L'action sur la rêne se fait en pivotant l'avant bras, ce qui produit l'appui du tranchant de la main sur la rêne. Avec un cheval bien dressé on peut appuyer sur la rêne avec les doigts seulement.
L'action indirecte consiste donc à appuyer sur la rêne en dessous du point de tenue, la main restant ouverte et fixe. Cette technique, par rapport à la tenue des rênes classique, présente les avantages suivants:
- grande latitude d'action par rotation de l'avant bras en conservant la main fixe (et donc permettant d'agir sans tirer)
- épaules du cavalier contamment relaxées
- l'appui sur la rêne en dessous du point de tenue engendre une action sur la bouche du cheval complètement amortie et qui favorise prodigieusement la cession de nuque du cheval
Amicalement,
Dominique
Monsieur Durand, merci pour votre explication. Ce n'est pas sur le therme futile que je me suis arrêtée, mais sur la tournure générale du texte donc le mot futile m'a fait paraître un peu... comment dire... arrongant.
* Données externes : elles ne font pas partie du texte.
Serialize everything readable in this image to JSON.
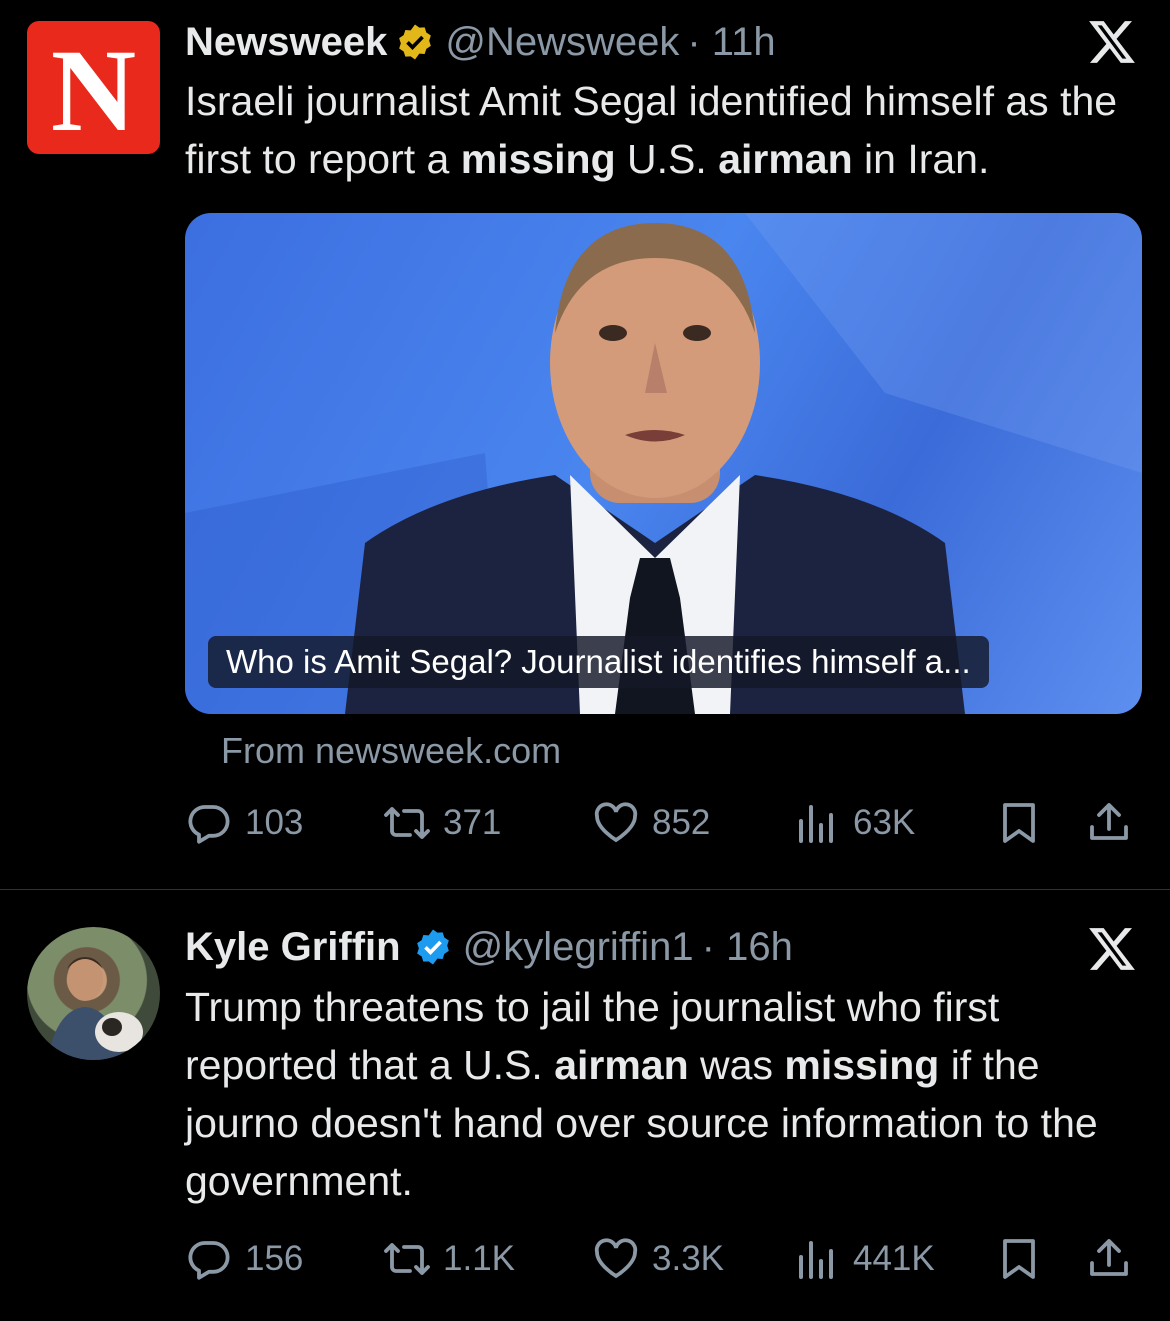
{
  "tweets": [
    {
      "author": "Newsweek",
      "handle": "@Newsweek",
      "time": "· 11h",
      "avatar_letter": "N",
      "badge_color": "#e2b719",
      "text_parts": [
        {
          "t": "Israeli journalist Amit Segal identified himself as the first to report a ",
          "b": false
        },
        {
          "t": "missing",
          "b": true
        },
        {
          "t": " U.S. ",
          "b": false
        },
        {
          "t": "airman",
          "b": true
        },
        {
          "t": " in Iran.",
          "b": false
        }
      ],
      "card_caption": "Who is Amit Segal? Journalist identifies himself a...",
      "card_source": "From newsweek.com",
      "stats": {
        "replies": "103",
        "reposts": "371",
        "likes": "852",
        "views": "63K"
      }
    },
    {
      "author": "Kyle Griffin",
      "handle": "@kylegriffin1",
      "time": "· 16h",
      "badge_color": "#1d9bf0",
      "text_parts": [
        {
          "t": "Trump threatens to jail the journalist who first reported that a U.S. ",
          "b": false
        },
        {
          "t": "airman",
          "b": true
        },
        {
          "t": " was ",
          "b": false
        },
        {
          "t": "missing",
          "b": true
        },
        {
          "t": " if the journo doesn't hand over source information to the government.",
          "b": false
        }
      ],
      "stats": {
        "replies": "156",
        "reposts": "1.1K",
        "likes": "3.3K",
        "views": "441K"
      }
    }
  ],
  "icons": {
    "reply": "speech-bubble-icon",
    "repost": "repost-arrows-icon",
    "like": "heart-icon",
    "views": "bar-chart-icon",
    "bookmark": "bookmark-icon",
    "share": "share-upload-icon",
    "platform": "x-logo-icon"
  }
}
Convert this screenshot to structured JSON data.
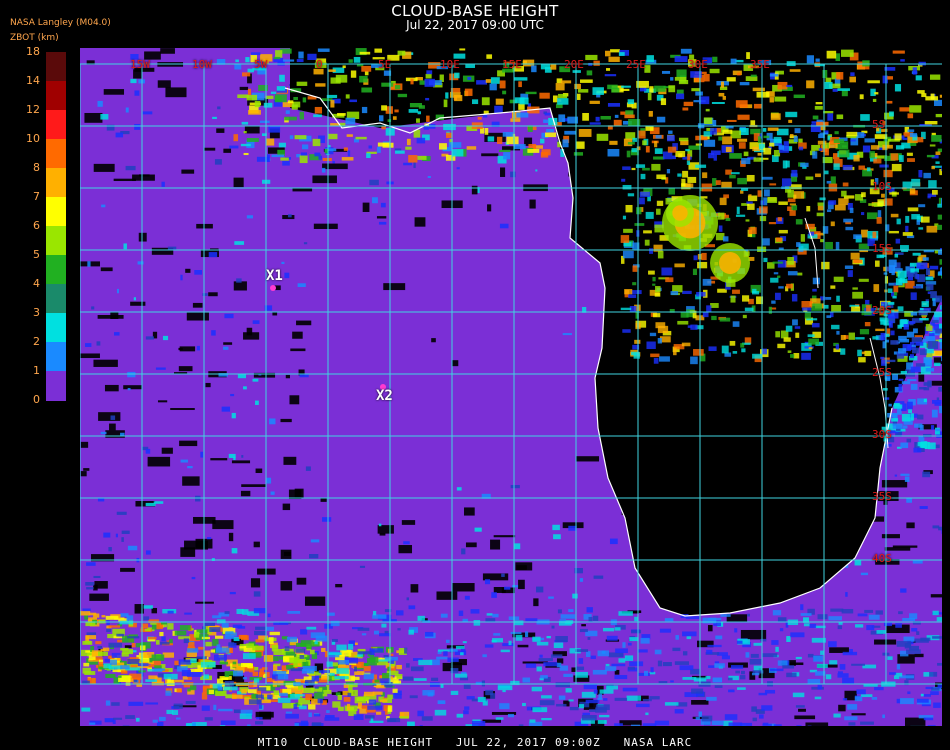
{
  "header": {
    "title": "CLOUD-BASE HEIGHT",
    "subtitle": "Jul 22, 2017 09:00 UTC",
    "producer": "NASA Langley (M04.0)",
    "units": "ZBOT (km)"
  },
  "colorbar": {
    "labels": [
      "18",
      "14",
      "12",
      "10",
      "8",
      "7",
      "6",
      "5",
      "4",
      "3",
      "2",
      "1",
      "0"
    ],
    "colors": [
      "#5a0a0a",
      "#a00000",
      "#ff1a1a",
      "#ff6a00",
      "#ffb000",
      "#ffff00",
      "#9ae600",
      "#21b021",
      "#1a8a6a",
      "#00e0e0",
      "#1a8aff",
      "#1a30ff",
      "#7b2fd6"
    ]
  },
  "map": {
    "top_longitude_labels": [
      "15W",
      "10W",
      "5W",
      "0",
      "5E",
      "10E",
      "15E",
      "20E",
      "25E",
      "30E",
      "35E"
    ],
    "right_latitude_labels": [
      "5S",
      "10S",
      "15S",
      "20S",
      "25S",
      "30S",
      "35S",
      "40S"
    ],
    "markers": [
      {
        "label": "X1"
      },
      {
        "label": "X2"
      }
    ],
    "colors": {
      "ocean_low_cloud": "#7b2fd6",
      "clear": "#000000",
      "grid": "#3fd4e0",
      "coast": "#ffffff",
      "lat_label": "#e01a1a",
      "lon_label": "#e01a1a",
      "marker": "#ff3ad0"
    }
  },
  "footer": {
    "text": "MT10  CLOUD-BASE HEIGHT   JUL 22, 2017 09:00Z   NASA LARC"
  }
}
Difficile de juger sur un premier écrit (pour moi, ça l'était car relativement nouvelle sur le forum), et surtout par courtoisie, je ne vous ai pas écrit le fond de ma pensée ! Et tant mieux puisque je m'étais trompée.
Revenons sur le sujet de la main, qui pour moi est encore assez abstrait. Je suis pour le moment la doctrine que monsieur Cadre a sitée plus haut. Je me contente pour l'instant de la décontraction de tout le reste de mon corps et de l'utilisation de toutes les parties autres que jambes et mains, distinctement et bien séparées afin d'en découvrir les effets sur mes mains.
J'avoue que la tenue des rênes et ses effets préconisés par D'orgeix m'ont un beaucoup laissé perplexe, moi petite cavalière de dressage, jusqu'au jour où on m'a présenter plusieurs vidéos de cours donnés par le maître où il explique son enseignement en images. C'est alors que tout à pris un sens et je redécouvre aujourd'hui ses ouvrages avec un autre oeil.
Mais j'aurais probablement réagis de la sorte en lisant pour la première fois Philippe Karl, si je n'avais eu la chance d'avoir suivi un de ses stages avant de le lire.
A la mise en pratique, j'ai tenté souvent d'appliquer sa tenue de rênes, et j'avous avoir été bleuffée des premiers résultats. Mais je me suis toujours contentée d'appliquer celà quelques instants pour ensuite reprendre mes rênes plus classiquement une fois l'effet obtenu.
Un bon compromis entre les deux types de tenue peut-être intéressant et avoir une valeur pédagogique éducative pour les débutants ou les plus confirmés dans leurs recherches.